Where is the class analysis? Instead of a disciplined party leading the people toward specific material goals, we got a decentralized hashtag and a corrupt BLM Foundation that ended up embezzling money and buying mansions in white neighborhoods.
They have learned that you don’t have to assassinate a revolutionary if you can bury them under HR-approved grant proposals and grassroots “capacity-building workshops.” BLM wasn’t just leaderless but it was also defanged on purpose. The structure made sure no Hampton could emerge from it.
And what did it materially win for the Black population? Nothing. Actually, less than nothing. Because of the lack of political education, the movement burned itself out. Now we’re watching the reactionary Trump administration dismantle DEI initiatives and roll back the gains of the Civil Rights movement with barely a fight. Devastatingly, It proved to be inherently anti-Black to lead a movement with no plan to actually win.
This brings me to the not-so-recent recent Kendrick Lamar Super Bowl performance. 
The Symbolism? Insanely Good.
The "Uncle Sam" character telling him he’s "too loud, too ghetto"? Brilliant theater.
And ending the show by telling everyone to turn off their TVs? High-level irony.
But let’s be real for a second. If Fred Hampton were alive to see that performance, he wouldn't have been clapping. He would have pointed out exactly what it was: Black Capitalism masquerading as liberation.
The NFL allowed that performance. They paid for that performance. Why? Because they know a secret that Fred Hampton died protecting: Aesthetics don't threaten power. Organization does.
Here’s the "Danger" Index that I like to use:
Kendrick Lamar: Critiques the system on the biggest stage in the world, watched by 100 million people. Result? He wins Grammys, sells out stadiums, and the NFL stock goes up. He offers catharsis.
Fred Hampton: Speaks to a room of maybe 50 people in a church basement about free breakfast and class unity. Result? The FBI drugs him and shoots him in the head. He offered structure.
And recently, where do frustrated Black dissidents go? The BPP is gone. The Rainbow Coalition is history. BLM was a bust.

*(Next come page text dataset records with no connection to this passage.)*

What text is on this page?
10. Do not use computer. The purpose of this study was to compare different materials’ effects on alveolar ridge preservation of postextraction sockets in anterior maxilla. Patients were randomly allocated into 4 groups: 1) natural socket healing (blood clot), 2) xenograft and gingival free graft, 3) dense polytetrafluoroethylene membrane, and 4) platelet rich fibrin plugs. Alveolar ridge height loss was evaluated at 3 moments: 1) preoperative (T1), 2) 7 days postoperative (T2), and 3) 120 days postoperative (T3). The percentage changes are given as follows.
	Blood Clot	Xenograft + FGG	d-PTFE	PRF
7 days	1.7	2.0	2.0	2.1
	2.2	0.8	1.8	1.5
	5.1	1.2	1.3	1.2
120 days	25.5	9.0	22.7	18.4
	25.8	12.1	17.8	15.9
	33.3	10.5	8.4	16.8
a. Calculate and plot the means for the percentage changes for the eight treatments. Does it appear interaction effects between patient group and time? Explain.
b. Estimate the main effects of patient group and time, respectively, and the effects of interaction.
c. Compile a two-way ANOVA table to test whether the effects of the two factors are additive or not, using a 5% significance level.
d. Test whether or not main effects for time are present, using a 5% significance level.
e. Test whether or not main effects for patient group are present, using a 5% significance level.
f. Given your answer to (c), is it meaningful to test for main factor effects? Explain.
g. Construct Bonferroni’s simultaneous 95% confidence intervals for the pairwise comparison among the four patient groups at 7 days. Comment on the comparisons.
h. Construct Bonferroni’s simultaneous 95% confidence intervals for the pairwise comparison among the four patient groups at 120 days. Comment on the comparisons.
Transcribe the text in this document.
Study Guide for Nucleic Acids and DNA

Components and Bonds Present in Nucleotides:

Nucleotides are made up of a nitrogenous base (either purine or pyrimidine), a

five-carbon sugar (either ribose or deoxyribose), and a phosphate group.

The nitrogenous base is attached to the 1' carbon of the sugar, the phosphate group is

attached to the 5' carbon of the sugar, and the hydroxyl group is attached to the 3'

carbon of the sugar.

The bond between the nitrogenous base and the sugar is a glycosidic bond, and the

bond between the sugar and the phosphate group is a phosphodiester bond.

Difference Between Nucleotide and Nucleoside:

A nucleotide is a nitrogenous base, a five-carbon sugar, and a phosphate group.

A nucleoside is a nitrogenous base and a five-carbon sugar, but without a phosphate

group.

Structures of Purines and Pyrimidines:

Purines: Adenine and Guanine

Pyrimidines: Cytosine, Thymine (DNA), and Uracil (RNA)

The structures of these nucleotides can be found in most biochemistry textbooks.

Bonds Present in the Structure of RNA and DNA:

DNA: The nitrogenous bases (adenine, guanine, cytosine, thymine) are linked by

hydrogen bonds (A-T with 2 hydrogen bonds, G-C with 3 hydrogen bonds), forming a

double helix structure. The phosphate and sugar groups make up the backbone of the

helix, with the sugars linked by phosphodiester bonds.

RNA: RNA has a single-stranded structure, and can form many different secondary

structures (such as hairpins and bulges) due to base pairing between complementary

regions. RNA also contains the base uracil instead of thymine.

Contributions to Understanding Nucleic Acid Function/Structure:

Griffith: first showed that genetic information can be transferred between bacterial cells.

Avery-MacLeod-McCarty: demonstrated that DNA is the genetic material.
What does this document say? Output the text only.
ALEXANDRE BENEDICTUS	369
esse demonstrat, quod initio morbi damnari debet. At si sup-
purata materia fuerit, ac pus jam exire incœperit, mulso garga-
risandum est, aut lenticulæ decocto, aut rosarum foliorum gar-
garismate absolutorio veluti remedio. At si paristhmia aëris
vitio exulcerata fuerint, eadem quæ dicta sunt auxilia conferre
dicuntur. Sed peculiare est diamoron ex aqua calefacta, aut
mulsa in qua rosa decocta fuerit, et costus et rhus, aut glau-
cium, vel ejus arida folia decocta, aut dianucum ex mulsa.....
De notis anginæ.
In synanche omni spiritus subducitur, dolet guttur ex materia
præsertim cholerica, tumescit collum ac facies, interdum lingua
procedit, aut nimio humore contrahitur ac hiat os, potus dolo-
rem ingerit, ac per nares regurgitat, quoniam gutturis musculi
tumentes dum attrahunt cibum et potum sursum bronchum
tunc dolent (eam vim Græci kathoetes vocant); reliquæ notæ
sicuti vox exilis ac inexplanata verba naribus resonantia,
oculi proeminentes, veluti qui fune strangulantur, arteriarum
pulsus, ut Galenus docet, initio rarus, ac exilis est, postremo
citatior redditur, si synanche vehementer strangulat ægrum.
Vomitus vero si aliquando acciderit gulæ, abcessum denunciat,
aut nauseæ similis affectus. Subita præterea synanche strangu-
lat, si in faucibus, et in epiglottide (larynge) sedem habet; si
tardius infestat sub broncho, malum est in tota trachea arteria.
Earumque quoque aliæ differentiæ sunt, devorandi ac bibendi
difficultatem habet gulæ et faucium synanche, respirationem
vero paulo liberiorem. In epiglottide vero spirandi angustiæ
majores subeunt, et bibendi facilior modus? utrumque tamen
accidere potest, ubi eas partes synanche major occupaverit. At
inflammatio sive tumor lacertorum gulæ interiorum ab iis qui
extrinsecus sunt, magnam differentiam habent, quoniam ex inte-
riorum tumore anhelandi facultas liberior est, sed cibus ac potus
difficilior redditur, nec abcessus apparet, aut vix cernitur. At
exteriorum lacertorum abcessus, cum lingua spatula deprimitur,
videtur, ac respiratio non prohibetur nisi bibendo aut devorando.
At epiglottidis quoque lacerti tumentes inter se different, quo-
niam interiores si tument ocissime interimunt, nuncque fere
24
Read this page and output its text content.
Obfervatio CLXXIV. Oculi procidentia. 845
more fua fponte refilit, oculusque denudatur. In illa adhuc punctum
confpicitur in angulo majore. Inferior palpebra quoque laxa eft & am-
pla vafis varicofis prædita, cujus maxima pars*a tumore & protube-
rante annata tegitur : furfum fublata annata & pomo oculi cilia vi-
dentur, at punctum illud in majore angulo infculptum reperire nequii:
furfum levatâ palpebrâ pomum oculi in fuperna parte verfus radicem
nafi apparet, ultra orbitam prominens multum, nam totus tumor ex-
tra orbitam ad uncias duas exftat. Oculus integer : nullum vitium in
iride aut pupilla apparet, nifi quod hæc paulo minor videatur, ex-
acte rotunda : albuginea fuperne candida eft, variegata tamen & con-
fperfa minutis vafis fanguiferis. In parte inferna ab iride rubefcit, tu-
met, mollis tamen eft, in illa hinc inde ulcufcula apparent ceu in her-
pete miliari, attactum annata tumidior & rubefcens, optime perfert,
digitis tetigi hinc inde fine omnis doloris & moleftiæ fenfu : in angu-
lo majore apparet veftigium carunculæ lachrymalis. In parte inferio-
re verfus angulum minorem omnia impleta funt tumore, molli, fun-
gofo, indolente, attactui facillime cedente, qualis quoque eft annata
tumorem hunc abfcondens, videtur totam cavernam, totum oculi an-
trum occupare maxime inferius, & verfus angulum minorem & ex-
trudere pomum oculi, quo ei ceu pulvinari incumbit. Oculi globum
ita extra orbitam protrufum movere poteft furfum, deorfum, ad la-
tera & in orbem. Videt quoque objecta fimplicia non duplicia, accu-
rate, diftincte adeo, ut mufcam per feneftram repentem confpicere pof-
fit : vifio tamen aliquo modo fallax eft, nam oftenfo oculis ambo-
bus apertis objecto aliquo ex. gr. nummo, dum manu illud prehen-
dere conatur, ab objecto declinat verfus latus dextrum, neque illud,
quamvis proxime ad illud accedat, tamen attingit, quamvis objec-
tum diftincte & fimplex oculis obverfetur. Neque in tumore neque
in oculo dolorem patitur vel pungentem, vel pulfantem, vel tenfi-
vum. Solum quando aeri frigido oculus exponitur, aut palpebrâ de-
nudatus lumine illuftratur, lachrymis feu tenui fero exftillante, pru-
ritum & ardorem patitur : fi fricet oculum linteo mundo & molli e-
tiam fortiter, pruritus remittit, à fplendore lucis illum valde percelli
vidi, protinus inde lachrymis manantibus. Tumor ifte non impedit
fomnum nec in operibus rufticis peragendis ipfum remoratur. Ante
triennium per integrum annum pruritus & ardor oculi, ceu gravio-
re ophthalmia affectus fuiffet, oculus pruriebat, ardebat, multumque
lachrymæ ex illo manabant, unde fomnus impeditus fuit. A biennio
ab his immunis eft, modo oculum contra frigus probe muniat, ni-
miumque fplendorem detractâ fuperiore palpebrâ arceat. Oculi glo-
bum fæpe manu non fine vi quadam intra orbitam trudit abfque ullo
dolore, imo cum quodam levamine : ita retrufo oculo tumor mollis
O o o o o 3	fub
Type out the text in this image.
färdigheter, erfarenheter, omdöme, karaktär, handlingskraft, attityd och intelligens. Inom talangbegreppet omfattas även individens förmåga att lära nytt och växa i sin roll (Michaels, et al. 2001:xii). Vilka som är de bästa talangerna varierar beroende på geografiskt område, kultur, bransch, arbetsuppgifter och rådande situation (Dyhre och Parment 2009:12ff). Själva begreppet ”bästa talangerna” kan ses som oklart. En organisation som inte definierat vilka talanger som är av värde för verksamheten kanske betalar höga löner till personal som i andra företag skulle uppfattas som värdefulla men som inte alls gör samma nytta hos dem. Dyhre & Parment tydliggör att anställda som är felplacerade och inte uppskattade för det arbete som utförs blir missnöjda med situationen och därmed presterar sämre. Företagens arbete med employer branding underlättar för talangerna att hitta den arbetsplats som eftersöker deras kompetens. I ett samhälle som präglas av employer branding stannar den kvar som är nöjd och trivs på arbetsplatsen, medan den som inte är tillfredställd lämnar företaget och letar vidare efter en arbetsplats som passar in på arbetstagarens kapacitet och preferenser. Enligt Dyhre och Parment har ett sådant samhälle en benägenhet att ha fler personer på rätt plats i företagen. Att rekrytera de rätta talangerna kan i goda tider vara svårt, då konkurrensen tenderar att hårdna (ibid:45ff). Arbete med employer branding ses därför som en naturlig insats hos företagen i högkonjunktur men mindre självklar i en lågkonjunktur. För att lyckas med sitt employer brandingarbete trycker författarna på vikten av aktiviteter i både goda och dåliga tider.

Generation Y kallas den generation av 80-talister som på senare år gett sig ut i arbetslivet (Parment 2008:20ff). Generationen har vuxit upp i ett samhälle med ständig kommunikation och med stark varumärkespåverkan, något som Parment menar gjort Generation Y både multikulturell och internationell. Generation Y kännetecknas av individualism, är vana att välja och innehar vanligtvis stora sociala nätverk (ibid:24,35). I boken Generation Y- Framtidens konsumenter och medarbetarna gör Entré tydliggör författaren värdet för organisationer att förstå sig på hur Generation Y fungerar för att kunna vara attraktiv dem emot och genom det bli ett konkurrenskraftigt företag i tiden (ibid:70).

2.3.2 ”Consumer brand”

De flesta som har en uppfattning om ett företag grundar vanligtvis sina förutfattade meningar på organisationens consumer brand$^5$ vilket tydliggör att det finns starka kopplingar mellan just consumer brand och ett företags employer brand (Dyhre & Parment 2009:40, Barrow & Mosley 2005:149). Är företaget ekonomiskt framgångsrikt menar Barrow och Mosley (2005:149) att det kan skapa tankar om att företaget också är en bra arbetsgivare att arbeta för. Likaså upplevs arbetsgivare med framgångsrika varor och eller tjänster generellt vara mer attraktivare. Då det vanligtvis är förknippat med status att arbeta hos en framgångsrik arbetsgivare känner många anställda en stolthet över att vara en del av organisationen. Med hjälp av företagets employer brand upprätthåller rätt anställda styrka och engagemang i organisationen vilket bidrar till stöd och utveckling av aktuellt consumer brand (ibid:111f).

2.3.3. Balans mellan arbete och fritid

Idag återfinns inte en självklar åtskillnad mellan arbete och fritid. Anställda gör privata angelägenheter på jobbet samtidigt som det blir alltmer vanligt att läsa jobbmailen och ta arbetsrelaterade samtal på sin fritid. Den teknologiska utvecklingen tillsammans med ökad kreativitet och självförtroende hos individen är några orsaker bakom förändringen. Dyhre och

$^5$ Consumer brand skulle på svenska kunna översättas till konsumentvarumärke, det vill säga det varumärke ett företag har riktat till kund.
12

You see them joining the ranks of the Black Hebrew Israelites, screaming on street corners in purple robes about how they are the "real" chosen people. It's sad. It's misdirected anger. And honestly? I wouldn't be surprised if that whole operation is just another FBI management front. What better way to neutralize potential revolutionaries than to have them arguing about ancient DNA and conspiracy theories instead of organizing the working class against the oppressive state?
Representation matters, but we have replaced the Vanguard Party with the Celebrity Idol. Fred Hampton taught that the Vanguard isn't a person; it's an organization. When we look to celebrities to lead the revolution, we are setting ourselves up to fail because their class interests are fundamentally different from ours.
Final Thoughts, because I have to study for exams:
Rest in Power, Chairman Fred. You did more in 21 years than most of us will do in a lifetime.